Baby Names (due 21 Feb 2014)

Complete a program that allows a user to query a data base of the 1000 most popular baby names in the United States per decade for the past 11 decades under the constraints described below. As always, you may add helper functions and should do so to provide structure to the program and reduce redundancy. One additional constraint: You must use a Dictionary in the solution. You are encouraged to use functions in the String, List and Dictionary classes to make the program easier to write. The Dictionary class has lots of functions that can make your job easier and one of the goals of this assignment is to learn those functions.

Your program will be processing a file with data obtained from the Social Security Administration. They provide a web site showing the distribution of names chosen for children over the last 100 years in the US (www.ssa.gov/OACT/babynames/).

The data represent the 1000 most popular boy and girl names for children born in the US going back to 1900. The data can be boiled down to a single text file as shown below. On each line we have the name, followed by the rank of that name in 1900, 1910, 1920, ..., 2000 (11 numbers). A rank of 1 was the most popular name that year, while a rank of 997 was not very popular. A 0 means the name did not appear in the top 1000 that year at all. The lines are in alphabetical order.

...
Sam 58 69 99 131 168 236 278 380 467 408 466
Samantha 0 0 0 0 0 0 272 107 26 5 7
Samara 0 0 0 0 0 0 0 0 0 0 886
Samir 0 0 0 0 0 0 0 0 920 0 798
Sammie 537 545 351 325 333 396 565 772 930 0 0
Sammy 0 887 544 299 202 262 321 395 575 639 755
Samson 0 0 0 0 0 0 0 0 0 0 915
Samuel 31 41 46 60 61 71 83 61 52 35 28
Sandi 0 0 0 0 704 864 621 695 0 0 0
Sandra 0 942 606 50 6 12 11 39 94 168 257
...

Note, a 0 in the data file means the name was not ranked in the top 1000 for the corresponding decade. It has some unknown rank greater than 1000. When you store a 0 from the data file in your Dictionary objects you may use something other than 0 if you think it will make your algorithms easier to implement. (Recall altering the way data is stored to fit our needs is part of the magic of programming.)
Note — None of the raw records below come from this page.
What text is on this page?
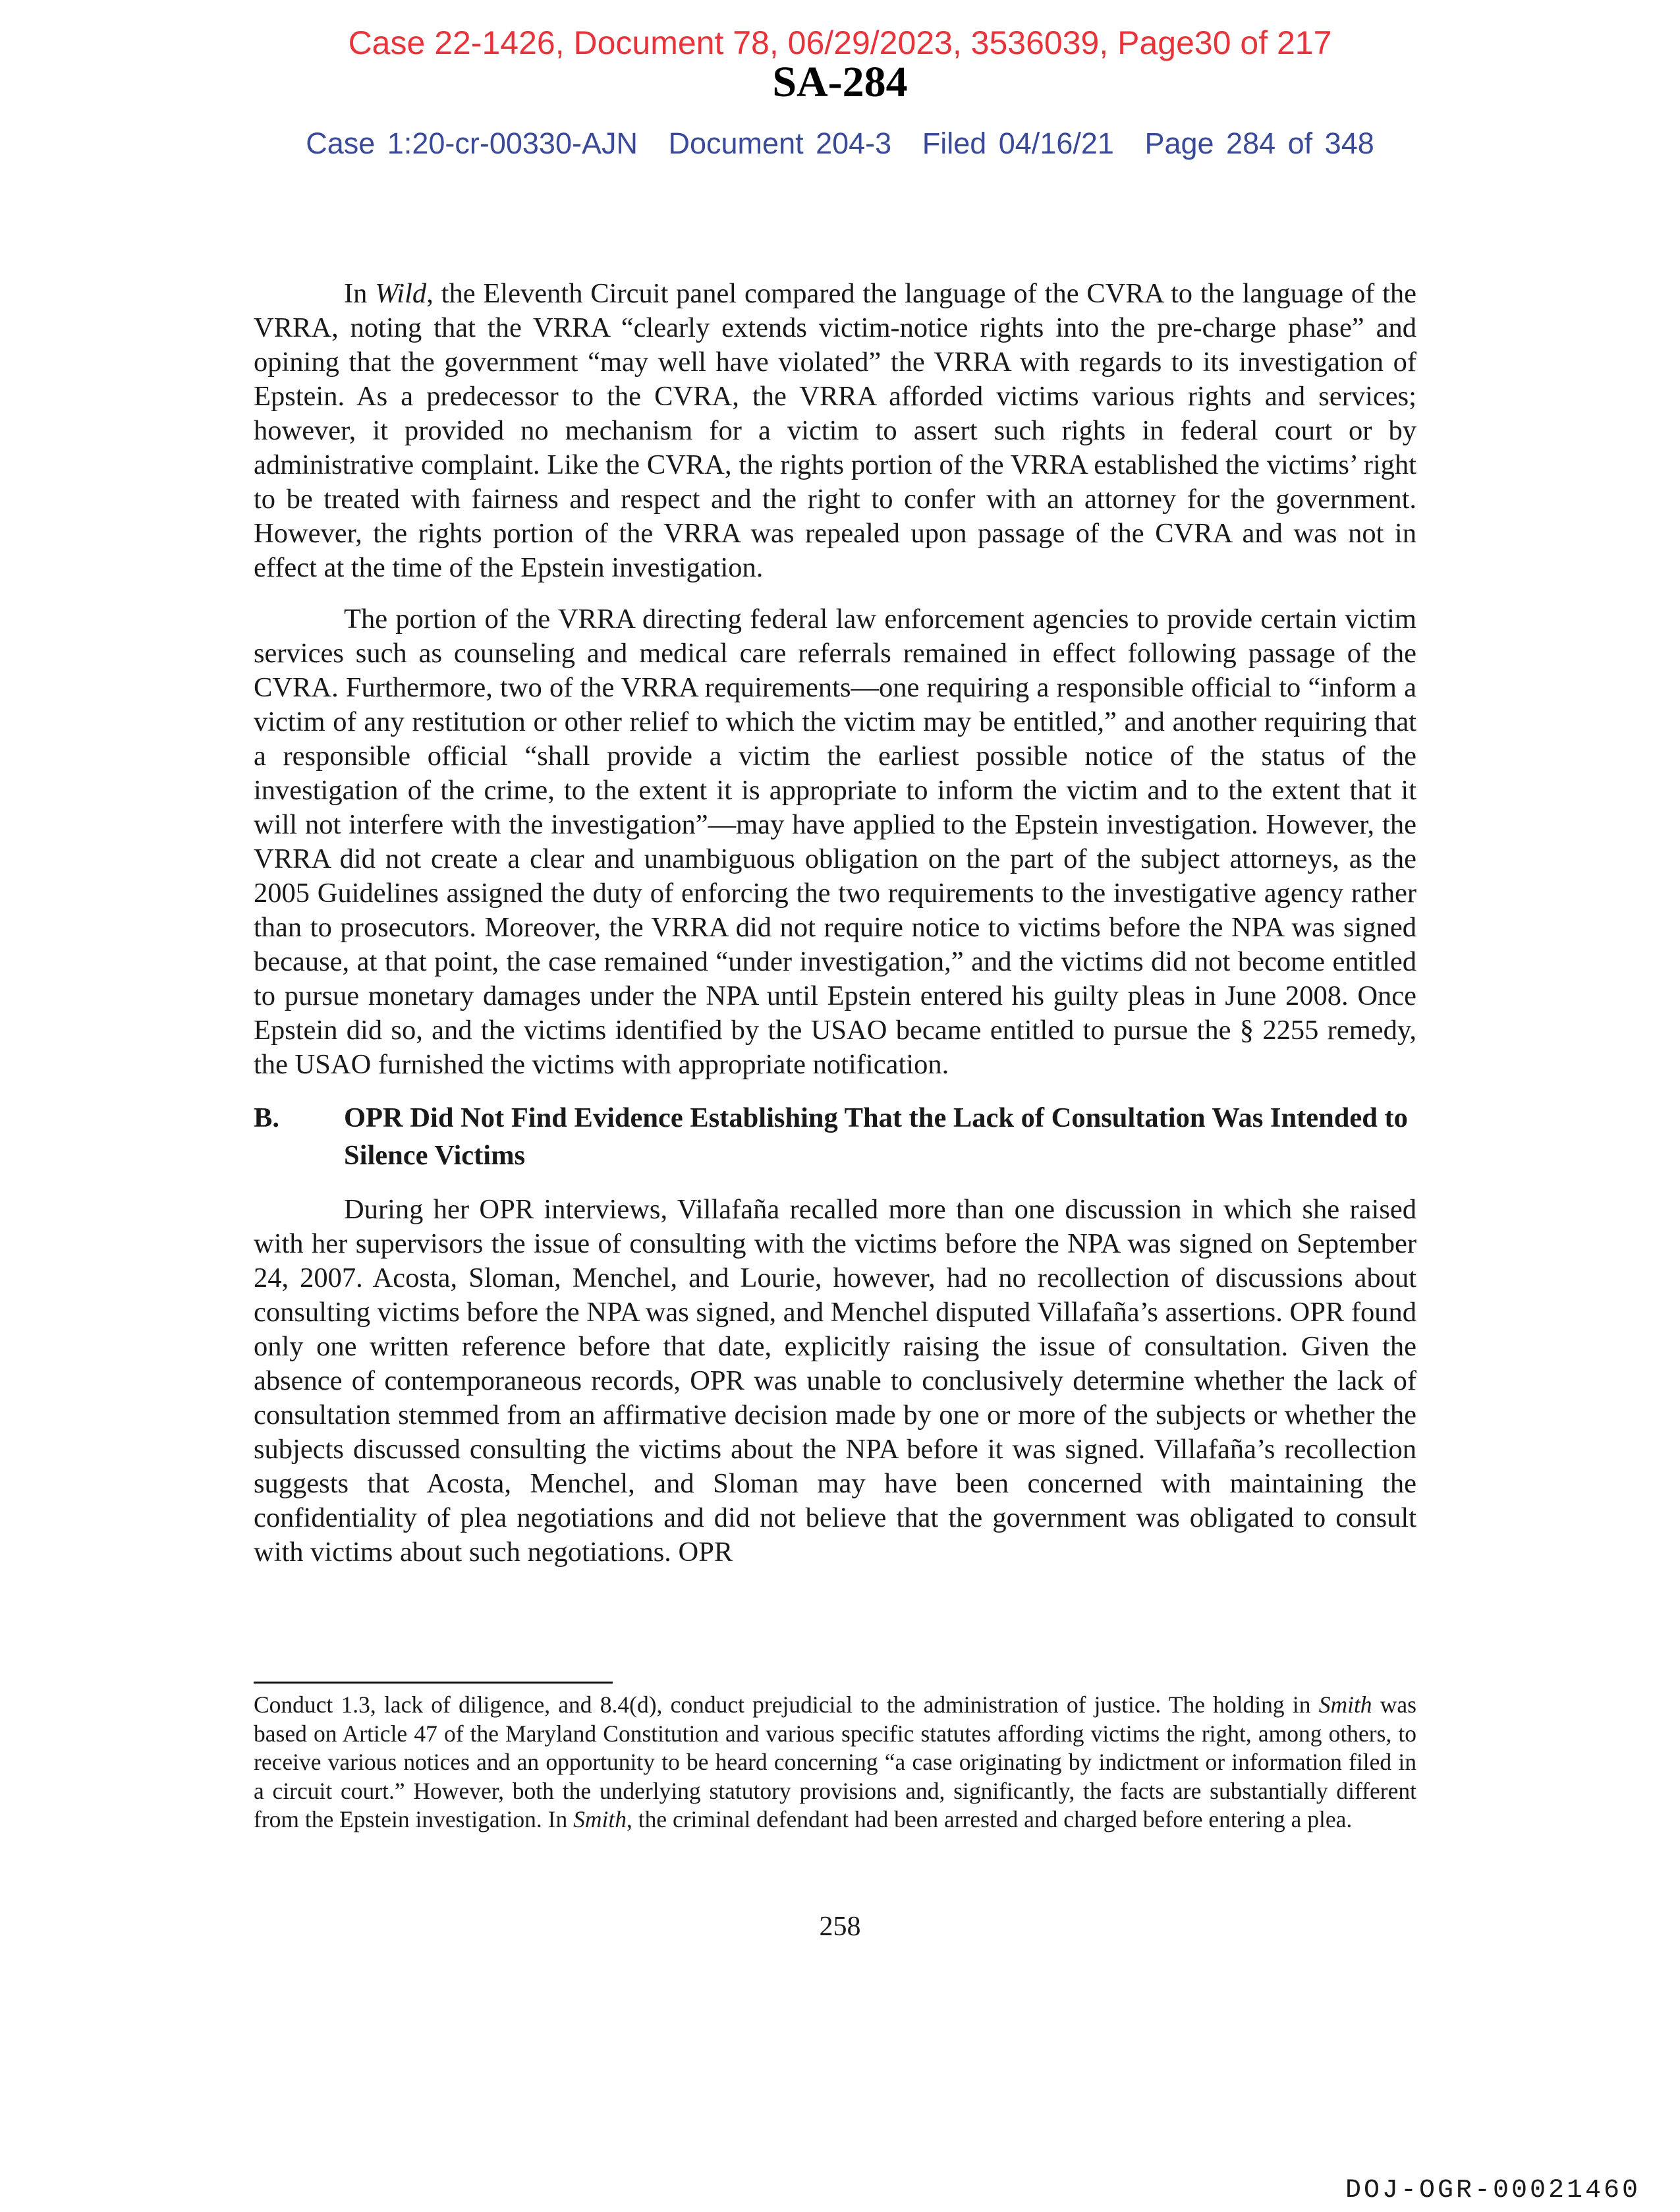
Case 22-1426, Document 78, 06/29/2023, 3536039, Page30 of 217
SA-284
Case 1:20-cr-00330-AJN Document 204-3 Filed 04/16/21 Page 284 of 348

In Wild, the Eleventh Circuit panel compared the language of the CVRA to the language of the VRRA, noting that the VRRA “clearly extends victim-notice rights into the pre-charge phase” and opining that the government “may well have violated” the VRRA with regards to its investigation of Epstein. As a predecessor to the CVRA, the VRRA afforded victims various rights and services; however, it provided no mechanism for a victim to assert such rights in federal court or by administrative complaint. Like the CVRA, the rights portion of the VRRA established the victims’ right to be treated with fairness and respect and the right to confer with an attorney for the government. However, the rights portion of the VRRA was repealed upon passage of the CVRA and was not in effect at the time of the Epstein investigation.

The portion of the VRRA directing federal law enforcement agencies to provide certain victim services such as counseling and medical care referrals remained in effect following passage of the CVRA. Furthermore, two of the VRRA requirements—one requiring a responsible official to “inform a victim of any restitution or other relief to which the victim may be entitled,” and another requiring that a responsible official “shall provide a victim the earliest possible notice of the status of the investigation of the crime, to the extent it is appropriate to inform the victim and to the extent that it will not interfere with the investigation”—may have applied to the Epstein investigation. However, the VRRA did not create a clear and unambiguous obligation on the part of the subject attorneys, as the 2005 Guidelines assigned the duty of enforcing the two requirements to the investigative agency rather than to prosecutors. Moreover, the VRRA did not require notice to victims before the NPA was signed because, at that point, the case remained “under investigation,” and the victims did not become entitled to pursue monetary damages under the NPA until Epstein entered his guilty pleas in June 2008. Once Epstein did so, and the victims identified by the USAO became entitled to pursue the § 2255 remedy, the USAO furnished the victims with appropriate notification.

B.	OPR Did Not Find Evidence Establishing That the Lack of Consultation Was Intended to Silence Victims

During her OPR interviews, Villafaña recalled more than one discussion in which she raised with her supervisors the issue of consulting with the victims before the NPA was signed on September 24, 2007. Acosta, Sloman, Menchel, and Lourie, however, had no recollection of discussions about consulting victims before the NPA was signed, and Menchel disputed Villafaña’s assertions. OPR found only one written reference before that date, explicitly raising the issue of consultation. Given the absence of contemporaneous records, OPR was unable to conclusively determine whether the lack of consultation stemmed from an affirmative decision made by one or more of the subjects or whether the subjects discussed consulting the victims about the NPA before it was signed. Villafaña’s recollection suggests that Acosta, Menchel, and Sloman may have been concerned with maintaining the confidentiality of plea negotiations and did not believe that the government was obligated to consult with victims about such negotiations. OPR

Conduct 1.3, lack of diligence, and 8.4(d), conduct prejudicial to the administration of justice. The holding in Smith was based on Article 47 of the Maryland Constitution and various specific statutes affording victims the right, among others, to receive various notices and an opportunity to be heard concerning “a case originating by indictment or information filed in a circuit court.” However, both the underlying statutory provisions and, significantly, the facts are substantially different from the Epstein investigation. In Smith, the criminal defendant had been arrested and charged before entering a plea.

258
DOJ-OGR-00021460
We see that Sam was #58 in 1900 and is slowly moving down. Samantha is moving up strong to #7. Samir barely appears in 1980, but by 2000 is up to #798. The database is for children born in the US, so ethnic trends show up when immigrants have kids.
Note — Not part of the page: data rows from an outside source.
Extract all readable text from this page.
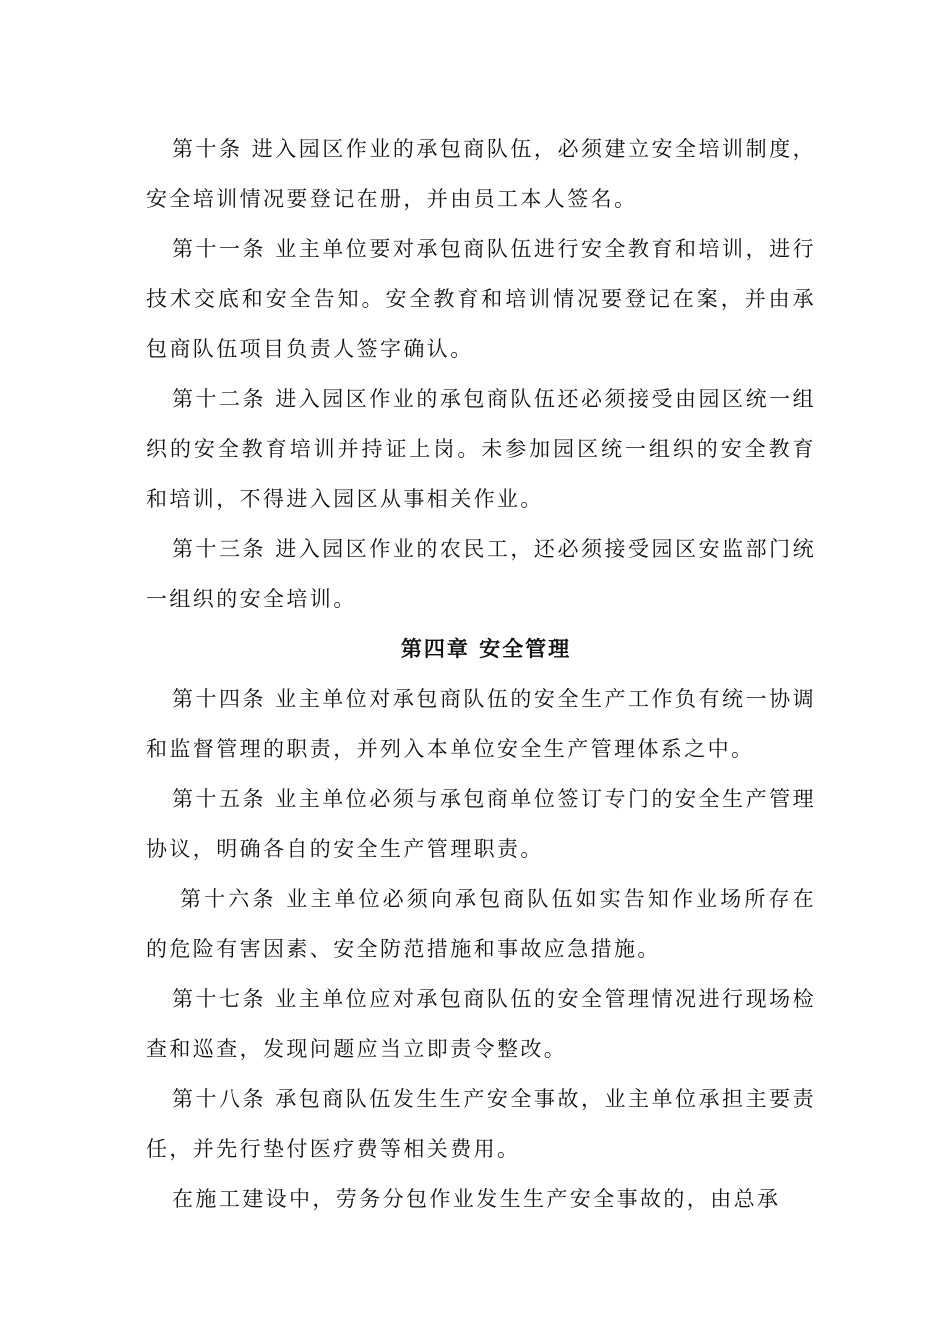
第十条 进入园区作业的承包商队伍，必须建立安全培训制度，安全培训情况要登记在册，并由员工本人签名。

第十一条 业主单位要对承包商队伍进行安全教育和培训，进行技术交底和安全告知。安全教育和培训情况要登记在案，并由承包商队伍项目负责人签字确认。

第十二条 进入园区作业的承包商队伍还必须接受由园区统一组织的安全教育培训并持证上岗。未参加园区统一组织的安全教育和培训，不得进入园区从事相关作业。

第十三条 进入园区作业的农民工，还必须接受园区安监部门统一组织的安全培训。

第四章 安全管理

第十四条 业主单位对承包商队伍的安全生产工作负有统一协调和监督管理的职责，并列入本单位安全生产管理体系之中。

第十五条 业主单位必须与承包商单位签订专门的安全生产管理协议，明确各自的安全生产管理职责。

第十六条 业主单位必须向承包商队伍如实告知作业场所存在的危险有害因素、安全防范措施和事故应急措施。

第十七条 业主单位应对承包商队伍的安全管理情况进行现场检查和巡查，发现问题应当立即责令整改。

第十八条 承包商队伍发生生产安全事故，业主单位承担主要责任，并先行垫付医疗费等相关费用。

在施工建设中，劳务分包作业发生生产安全事故的，由总承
Suggested steps for implementing the program.

0. Create an empty dictionary to hold the baby names. Open the file names.txt and read each line of data. The baby names become the key and the rankings are stored in a list that becomes the value. You may store a rank of a 0 as 1001.

1. Create a loop in which you display the menu choices. Read the user's choice and call a function to perform the necessary action. If the user chooses to quit, break out of the loop.

2. Write a function that returns True if a name exists in the dictionary and False otherwise.

3. Write a function that returns all the rankings for a given name.

4. Write a function that returns a list of names that have a rank in all the decades in sorted order by name.

5. Write a function that displays all the names that have a rank in a given decade in alphabetical order.

6. Write a function to display all names that are getting more popular in every decade. The output must be sorted by name.

7. Write a function to display all names that are getting less popular in every decade. The output must be sorted by name.

The menu choices are:

  1. to search for names.
  2. to display data for one name.
  3. to display all names that appear in one decade.
  4. to display all names that appear in all decades.
  5. to display all names that are more popular in every decade.
  6. to display all names that are less popular in every decade.
  7. to quit

The sample output is shown.

8. You must use try-except-finally block in your code. You will read the names.txt over the internet from the following url: http://www.cs.utexas.edu/~mitra/csSpring2014/cs313/assgn/names.txt. After you have read in a line over the internet change the encoding to utf8.

line = str (line, encoding = 'utf8')

You must complete this assignment on your own. You may not acquire from another person or the internet a partial or complete solution to this assignment. You may not show another student your solution to an assignment. You may not have another person (other than the instructor, TAs, or proctors) walk you through the solution. You may only discuss general ideas and approaches with other students but you may not develop code together.

You will submit the file BabyNames.py. We will be looking at good documentation, design, and adherence to coding conventions. Your code must have the following header:


#  File: BabyNames.py 

#  Description:  

#  Student Name:  

#  Student UT EID:  

#  Course Name: CS 313E

#  Unique Number: 53580

#  Date Created:

#  Date Last Modified:

Use the turnin program to submit your BabyNames.py file. The proctors should receive your work by 11 PM on Friday 21 February 2014. There will be substantial penalties if you do not adhere to the guidelines. The student assistant in charge of this assignment is Devin Sandhu (devin.sandhu@gmail.com).

This assignment is based on an assignment created by Nick Parlante and Stuart Reges and modified by Mike Scott. Nick Parlante got the idea for this assignment from an article by Peggy Orenstein in the New York Times, Where have all the Lisas Gone?